As Chase was processing his sadness with me on Cole’s birthday, I thought about the hurt God’s kids are causing each other in the world right now. It may not always be between bonded siblings like my boys, but between those called family by God, created with a potential for a bond even stronger than brothers of blood. As Cole experienced, it’s not always easy or convenient to have our peace interrupted or our comfort taxed by calling someone “brother” who is so different from ourselves, but what a beautiful, blessed thing it can become. And as I experienced, I have to imagine it breaks God’s heart, even more for us than for Himself, to see the damage we are causing each other by our choices of word and action… sometimes intentionally, sometimes unwittingly, but always from a place of fear, lack of understanding or brokenness. 

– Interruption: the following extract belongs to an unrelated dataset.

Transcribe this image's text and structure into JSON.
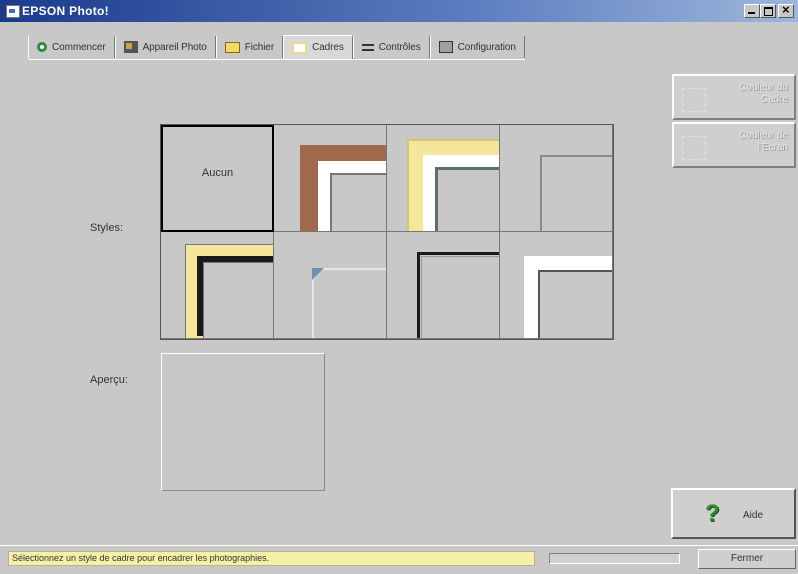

The same God who has seen beyond our (often poor) choices to who we really are, forgiven us without fail and loved us with relentless compassion is calling us to do the same. We don’t need to agree, but we do need to love. As with Chase, at this point with hurt that’s gone so deep, it will have to be a selfless, God kind of love. One that believes the best, is not easily offended, keeps no record of wrongs. One that doesn’t draw lines of where worthiness begins and where it ends. Because He has made us all worthy of love and it is only when we receive this gift and the grace that comes with it that we are able to see clearly, to love our brothers and sisters well and to choose life – for ourselves and others – in our words and actions.

Love is patient, love is kind. It does not envy, it does not boast, it is not proud. It does not dishonor others, it is not self-seeking, it is not easily angered, it keeps no record of wrongs. Love does not delight in evil but rejoices with the truth. It always protects, always trusts, always hopes, always perseveres. 1 Corinthians 13

If you have a chance, I encourage you to listen to Jenn Johnson, For the One:


  1. Thank you for this post and the reminder that love is endless and unwavering and pure like the one Chase and Cole had for each other. This is only a brief interruption like the one they had when Cole was in the navy. Can’t wait for the reunion of loved ones to come. We patiently await.

    • You have been such a good friend to always point me back to eternity. What a reunion that will be! Love you.